WASHINGTON (AP) _ A computer operator in the Houston constable's office who said she hoped someone would assassinate President Reagan was unlawfully fired, the Supreme Court ruled today.

By a 5-4 vote, the justices said the woman's free-speech rights were violated.

Justice Thurgood Marshall, writing for the court, said, ''Vigilance is necessary to ensure that public employers do not use authority over employees to silence discourse, not because it hampers public functions but simply because superiors disagree with the content of employees' speech.''

Marshall said a threat to kill the president would be grounds for firing a public employee. But he said the comment by computer operator Ardith McPherson was not intended as a threat.

Ms. McPherson's First Amendment right to express herself on a subject of public interest must be weighed against her employer's need to maintain order and efficiency, Marshall said.

''While McPherson's statement was made at the workplace, there is no evidence that it interfered with the efficient function of the office,'' he said. ''Where, as here, an employee serves no confidential, policy-making or public contact role, the danger to the agency's successful function from that employee's private speech is minimal.''

Ms. McPherson, 19 at the time and a probationary employee, was on duty in Constable Walter H. Rankin's office on March 30, 1981, the day Reagan was shot here by would-be assassin John Hinckley.

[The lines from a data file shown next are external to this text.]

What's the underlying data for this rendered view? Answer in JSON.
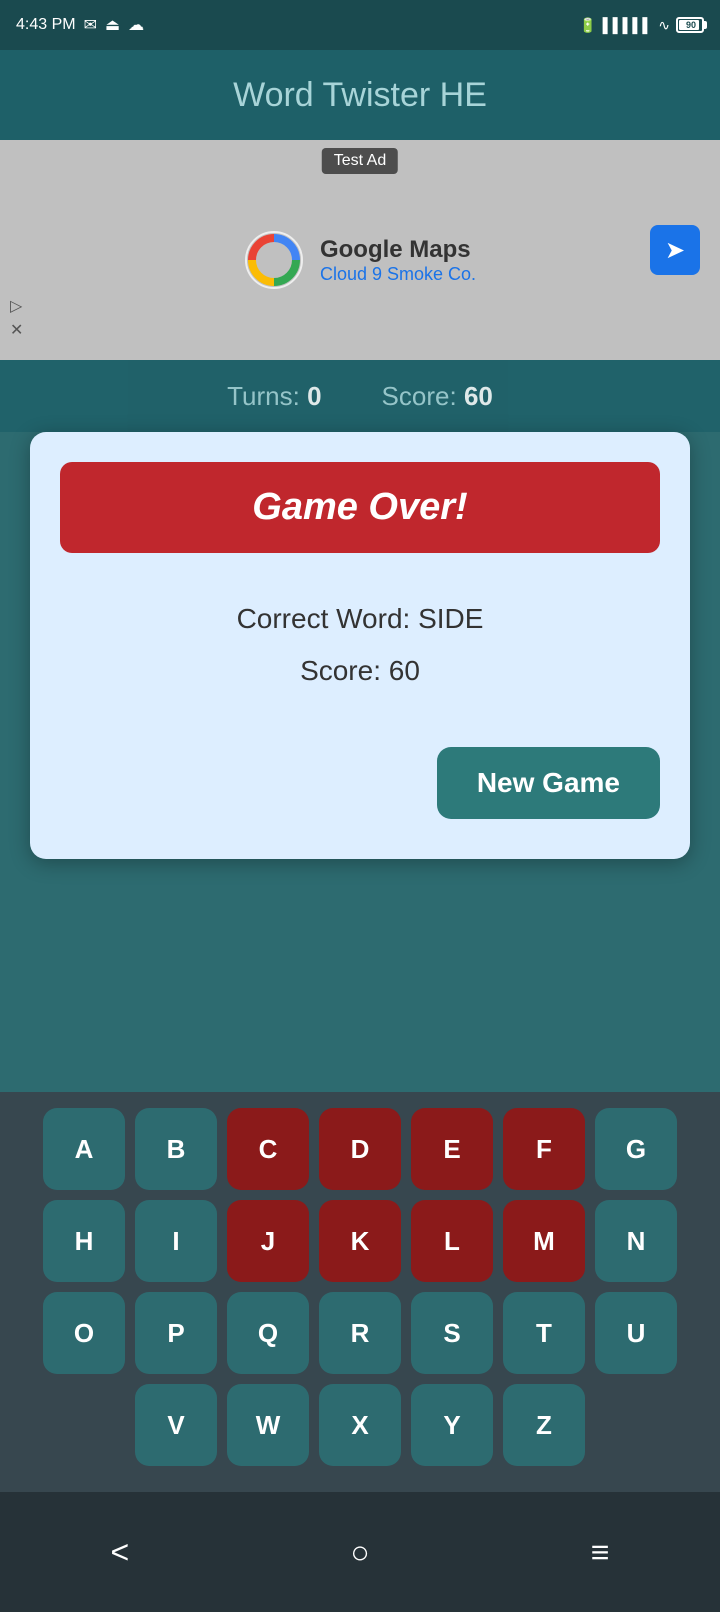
{
  "statusBar": {
    "time": "4:43 PM",
    "battery": "90"
  },
  "appTitle": "Word Twister HE",
  "ad": {
    "label": "Test Ad",
    "advertiserName": "Google Maps",
    "advertiserSub": "Cloud 9 Smoke Co."
  },
  "scoreBar": {
    "turnsLabel": "Turns:",
    "turnsValue": "0",
    "scoreLabel": "Score:",
    "scoreValue": "60"
  },
  "modal": {
    "gameOverLabel": "Game Over!",
    "correctWordLabel": "Correct Word: SIDE",
    "scoreLabel": "Score: 60",
    "newGameLabel": "New Game"
  },
  "keyboard": {
    "rows": [
      [
        "A",
        "B",
        "C",
        "D",
        "E",
        "F",
        "G"
      ],
      [
        "H",
        "I",
        "J",
        "K",
        "L",
        "M",
        "N"
      ],
      [
        "O",
        "P",
        "Q",
        "R",
        "S",
        "T",
        "U"
      ],
      [
        "V",
        "W",
        "X",
        "Y",
        "Z"
      ]
    ],
    "usedKeys": [
      "C",
      "D",
      "E",
      "F",
      "J",
      "K",
      "L",
      "M"
    ]
  },
  "navBar": {
    "backLabel": "<",
    "homeLabel": "○",
    "menuLabel": "≡"
  }
}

While listening to radio reports about the incident, Ms. McPherson remarked to a co-worker, ''I hope if they go for him again they get him.''

Rankin was told of the comment and called Ms. McPherson into his office and asked her if she meant it.

There was conflicting testimony about her response. She said she did not mean the remark literally. Rankin testified that she said she did.

Rankin fired her and Ms. McPherson sued him and Harris County, Texas, which runs the constable office.

A federal judge threw out the lawsuit, but it was reinstated by the 5th U.S. Circuit Court of Appeals

The Supreme Court today upheld the appeals court ruling, ordering the judge in the case to come up with an appropriate remedy for Ms. McPherson.

In a dissenting opinion, Justice Antonin Scalia said it was reasonable for Rankin to fire Ms. McPherson.

Quoting a lawyer for the constable, Scalia said, ''No law enforcement agency is required by the First Amendment to permit one of its employees to 'ride with the cops and cheer for the robbers'.''

Scalia said law enforcement officials should be allowed to fire someone who makes a threatening remark against the president.

He was joined by Chief Justice William H. Rehnquist and Justices Byron R. White and Sandra Day O'Connor.

Joining Marshall were Justices William J. Brennan, Lewis F. Powell, John Paul Stevens and Harry A. Blackmun.

The case is Rankin vs. McPherson, 85-2068.